We would spend the next couple years of our life playing house. When his drawer in my apartment began to become a whole side of the bedroom, we eventually decided to take the plunge and we found a place together, a stones throw from the blue line. We split the rent 50/50. Fair was fair and we were happy. We only ever fought over food, during Jeopardy, or when he was wrong. But, we were symmetrical like a simile, and most importantly we helped each other grow. He put in his two weeks at his office and worked part time at a non-profit until he figured things out. I put in overtime at work to limit the amount of nights we had to eat grilled cheese. Together we taught each other how to survive.
I remember the night we first got the keys.

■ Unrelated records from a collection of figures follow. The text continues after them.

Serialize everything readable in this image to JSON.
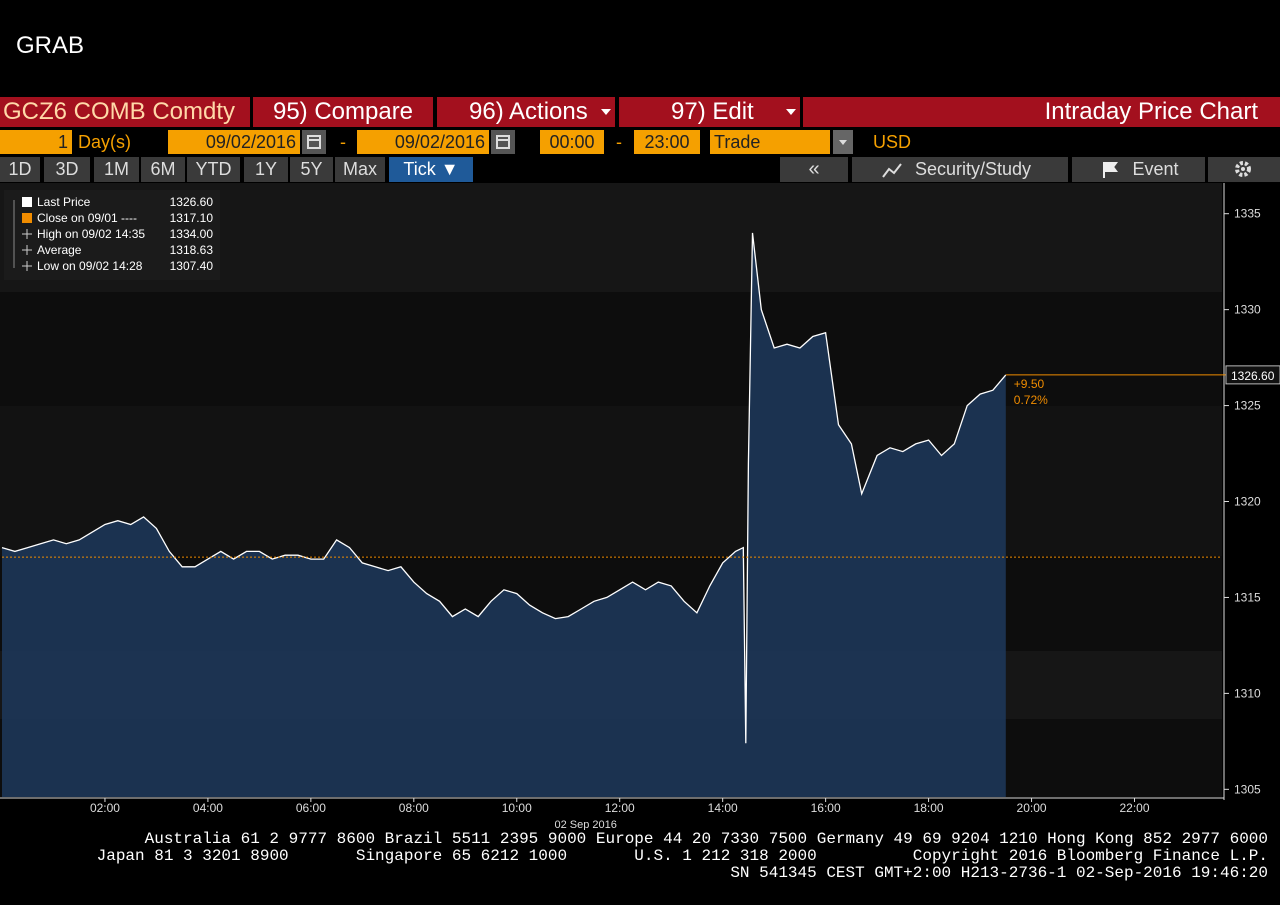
{
  "header": {
    "title": "GRAB"
  },
  "toolbar": {
    "security": "GCZ6 COMB Comdty",
    "compare": "95) Compare",
    "actions": "96) Actions",
    "edit": "97) Edit",
    "chart_name": "Intraday Price Chart"
  },
  "settings": {
    "period_count": "1",
    "period_unit": "Day(s)",
    "start_date": "09/02/2016",
    "date_sep": "-",
    "end_date": "09/02/2016",
    "start_time": "00:00",
    "time_sep": "-",
    "end_time": "23:00",
    "field": "Trade",
    "currency": "USD"
  },
  "ranges": [
    "1D",
    "3D",
    "1M",
    "6M",
    "YTD",
    "1Y",
    "5Y",
    "Max",
    "Tick ▼"
  ],
  "tools": {
    "back": "«",
    "study": "Security/Study",
    "event": "Event"
  },
  "chart_data": {
    "type": "line",
    "legend": [
      {
        "label": "Last Price",
        "value": 1326.6,
        "value_label": "1326.60"
      },
      {
        "label": "Close on 09/01 ----",
        "value": 1317.1,
        "value_label": "1317.10"
      },
      {
        "label": "High on 09/02 14:35",
        "value": 1334.0,
        "value_label": "1334.00"
      },
      {
        "label": "Average",
        "value": 1318.63,
        "value_label": "1318.63"
      },
      {
        "label": "Low on 09/02 14:28",
        "value": 1307.4,
        "value_label": "1307.40"
      }
    ],
    "change_label": "+9.50",
    "change_pct_label": "0.72%",
    "date_label": "02 Sep 2016",
    "x": [
      0,
      0.25,
      0.5,
      0.75,
      1,
      1.25,
      1.5,
      1.75,
      2,
      2.25,
      2.5,
      2.75,
      3,
      3.25,
      3.5,
      3.75,
      4,
      4.25,
      4.5,
      4.75,
      5,
      5.25,
      5.5,
      5.75,
      6,
      6.25,
      6.5,
      6.75,
      7,
      7.25,
      7.5,
      7.75,
      8,
      8.25,
      8.5,
      8.75,
      9,
      9.25,
      9.5,
      9.75,
      10,
      10.25,
      10.5,
      10.75,
      11,
      11.25,
      11.5,
      11.75,
      12,
      12.25,
      12.5,
      12.75,
      13,
      13.25,
      13.5,
      13.75,
      14,
      14.25,
      14.4,
      14.45,
      14.5,
      14.58,
      14.75,
      15,
      15.25,
      15.5,
      15.75,
      16,
      16.25,
      16.5,
      16.7,
      17,
      17.25,
      17.5,
      17.75,
      18,
      18.25,
      18.5,
      18.75,
      19,
      19.25,
      19.5
    ],
    "series": [
      {
        "color": "#ffffff",
        "area_color": "#1d3658",
        "values": [
          1317.6,
          1317.4,
          1317.6,
          1317.8,
          1318.0,
          1317.8,
          1318.0,
          1318.4,
          1318.8,
          1319.0,
          1318.8,
          1319.2,
          1318.6,
          1317.4,
          1316.6,
          1316.6,
          1317.0,
          1317.4,
          1317.0,
          1317.4,
          1317.4,
          1317.0,
          1317.2,
          1317.2,
          1317.0,
          1317.0,
          1318.0,
          1317.6,
          1316.8,
          1316.6,
          1316.4,
          1316.6,
          1315.8,
          1315.2,
          1314.8,
          1314.0,
          1314.4,
          1314.0,
          1314.8,
          1315.4,
          1315.2,
          1314.6,
          1314.2,
          1313.9,
          1314.0,
          1314.4,
          1314.8,
          1315.0,
          1315.4,
          1315.8,
          1315.4,
          1315.8,
          1315.6,
          1314.8,
          1314.2,
          1315.6,
          1316.8,
          1317.4,
          1317.6,
          1307.4,
          1322.0,
          1334.0,
          1330.0,
          1328.0,
          1328.2,
          1328.0,
          1328.6,
          1328.8,
          1324.0,
          1323.0,
          1320.4,
          1322.4,
          1322.8,
          1322.6,
          1323.0,
          1323.2,
          1322.4,
          1323.0,
          1325.0,
          1325.6,
          1325.8,
          1326.6
        ]
      }
    ],
    "xlim": [
      0,
      23.7
    ],
    "xticks": [
      {
        "value": 2,
        "label": "02:00"
      },
      {
        "value": 4,
        "label": "04:00"
      },
      {
        "value": 6,
        "label": "06:00"
      },
      {
        "value": 8,
        "label": "08:00"
      },
      {
        "value": 10,
        "label": "10:00"
      },
      {
        "value": 12,
        "label": "12:00"
      },
      {
        "value": 14,
        "label": "14:00"
      },
      {
        "value": 16,
        "label": "16:00"
      },
      {
        "value": 18,
        "label": "18:00"
      },
      {
        "value": 20,
        "label": "20:00"
      },
      {
        "value": 22,
        "label": "22:00"
      }
    ],
    "ylim": [
      1304.6,
      1336.6
    ],
    "yticks": [
      1305,
      1310,
      1315,
      1320,
      1325,
      1330,
      1335
    ],
    "reference_color": "#f08c00"
  },
  "footer": {
    "lines": [
      "Australia 61 2 9777 8600 Brazil 5511 2395 9000 Europe 44 20 7330 7500 Germany 49 69 9204 1210 Hong Kong 852 2977 6000",
      "Japan 81 3 3201 8900       Singapore 65 6212 1000       U.S. 1 212 318 2000          Copyright 2016 Bloomberg Finance L.P.",
      "SN 541345 CEST GMT+2:00 H213-2736-1 02-Sep-2016 19:46:20"
    ]
  }
}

They shined like gold in my fist. We borrowed a friend’s sleeping bag and set it up in the living room. It was the middle of summer and neither of us could afford an A/C, but, neither of us really wanted one anyways, I remember being told there are two types of people in the world; A/C people and windows people. We were windows open people. The campsite we forged smelled like kings and like we were, finally, stepping out of the winter of our lives. We shared a bottle of malbec and slept, slept, slept like children. After we settled in, we found peace in our routine. He would cook breakfast and I would do the dishes. He always knew to get the sausage links, because I hate the patties and I would stop by three delis on the way home just to find orange juice with pulp. Holding a cigarette between his lips he would squint and pour two mugs of coffee. The steam would tangle with his smoke when he made his way over to the couch where we spent Sunday mornings reading the Times.
“Scoot, honey!” he’d spout.
I’d comply, feigning resistance and stealing the cigarette from his mouth.

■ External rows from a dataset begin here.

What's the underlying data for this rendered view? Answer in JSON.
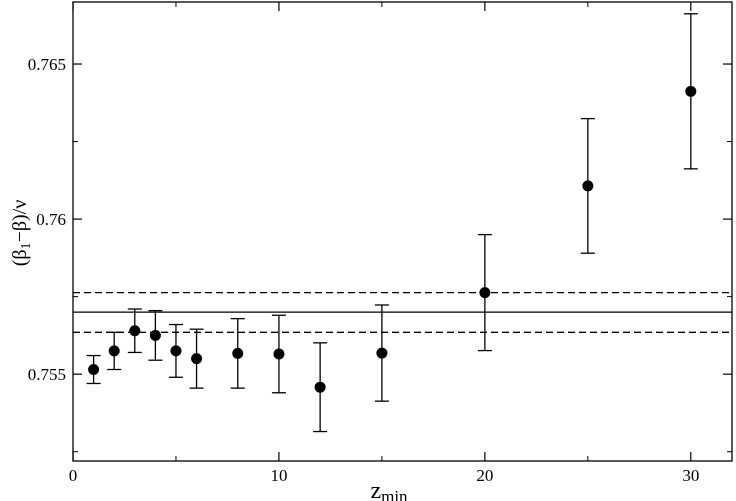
{
  "chart_data": {
    "type": "scatter",
    "title": "",
    "xlabel": {
      "main": "z",
      "sub": "min"
    },
    "ylabel": {
      "pre": "(β",
      "sub": "1",
      "post": "−β)/ν"
    },
    "xlim": [
      0,
      32
    ],
    "ylim": [
      0.7522,
      0.767
    ],
    "x_ticks": [
      0,
      10,
      20,
      30
    ],
    "x_tick_labels": [
      "0",
      "10",
      "20",
      "30"
    ],
    "y_ticks": [
      0.755,
      0.76,
      0.765
    ],
    "y_tick_labels": [
      "0.755",
      "0.76",
      "0.765"
    ],
    "grid": false,
    "points": [
      {
        "x": 1,
        "y": 0.75515,
        "err": 0.00045
      },
      {
        "x": 2,
        "y": 0.75575,
        "err": 0.0006
      },
      {
        "x": 3,
        "y": 0.7564,
        "err": 0.0007
      },
      {
        "x": 4,
        "y": 0.75625,
        "err": 0.0008
      },
      {
        "x": 5,
        "y": 0.75575,
        "err": 0.00085
      },
      {
        "x": 6,
        "y": 0.7555,
        "err": 0.00095
      },
      {
        "x": 8,
        "y": 0.75567,
        "err": 0.00112
      },
      {
        "x": 10,
        "y": 0.75565,
        "err": 0.00125
      },
      {
        "x": 12,
        "y": 0.75458,
        "err": 0.00143
      },
      {
        "x": 15,
        "y": 0.75568,
        "err": 0.00155
      },
      {
        "x": 20,
        "y": 0.75763,
        "err": 0.00187
      },
      {
        "x": 25,
        "y": 0.76107,
        "err": 0.00217
      },
      {
        "x": 30,
        "y": 0.76412,
        "err": 0.0025
      }
    ],
    "fit_line": 0.757,
    "band_lines": [
      0.75763,
      0.75635
    ]
  }
}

But still, on some days when he’d come home, he’d kick off his shoes and sit on the edge of the bed. I’d take off his suit jacket because sometimes it felt like it was all I could do to remove the weight of the world from his shoulders. He’d light up a cigarette without shifting his gaze and he would sit. Sit like all the desks in the world had trained him to. They had defeated him. As hard as I tried I couldn’t fix that. He sat on the edge of that bed and he just kept walking like he did the first night I met him.